Diritto al rimborso. In caso di addebiti non autorizzati, il tuo istituto bancario è obbligato ad avviare una procedura di contestazione. Non accettare un "no" come risposta.
GDPR — Diritto alla cancellazione dei dati. Puoi richiedere a Purisaki di cancellare tutti i tuoi dati personali ai sensi del Regolamento Generale sulla Protezione dei Dati. Invia una richiesta formale. L'azienda ha 30 giorni per rispondere — la mancata risposta è una violazione sanzionabile dal Garante Privacy italiano.

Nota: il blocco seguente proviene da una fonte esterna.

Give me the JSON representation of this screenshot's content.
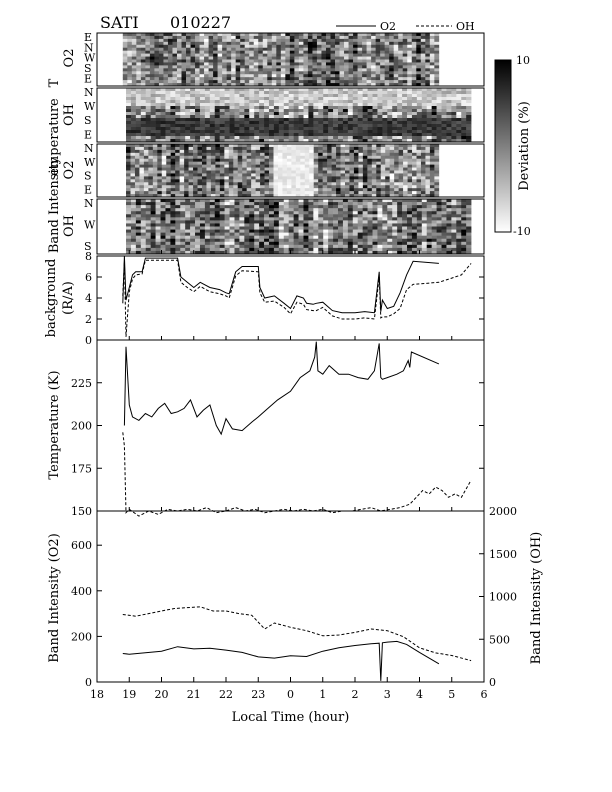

Risoluzione alternativa delle controversie (ADR/ODR). La piattaforma europea ODR permette di risolvere controversie con aziende online senza andare in tribunale:
👉 https://ec.europa.eu/consumers/odr/
Alternative a Purisaki
Se stavi usando i cerotti Purisaki sperando in risultati concreti e non li hai ottenuti — come segnalano moltissimi utenti — vale la pena fare un passo indietro e valutare approcci diversi.
Prima di acquistare qualsiasi prodotto per la perdita di peso, verifica sempre:
- Che esistano studi clinici pubblicati a supporto del prodotto
- Che l'azienda abbia una politica di rimborso chiara e realmente applicabile
- Che le recensioni provengano da fonti verificate, non solo dal sito dell'azienda
- Che non esistano clausole di abbonamento automatico nascoste nel processo d'acquisto
Consulta il tuo medico di base prima di iniziare qualsiasi integratore o dispositivo per il controllo del peso. È gratuito, è sicuro, e ti protegge da prodotti che promettono molto e mantengono poco.
Per gestire alimentazione e stile di vita in modo efficace, le app di monitoraggio nutrizionale approvate da professionisti sanitari restano tra gli strumenti più affidabili — e senza il rischio di abbonamenti nascosti.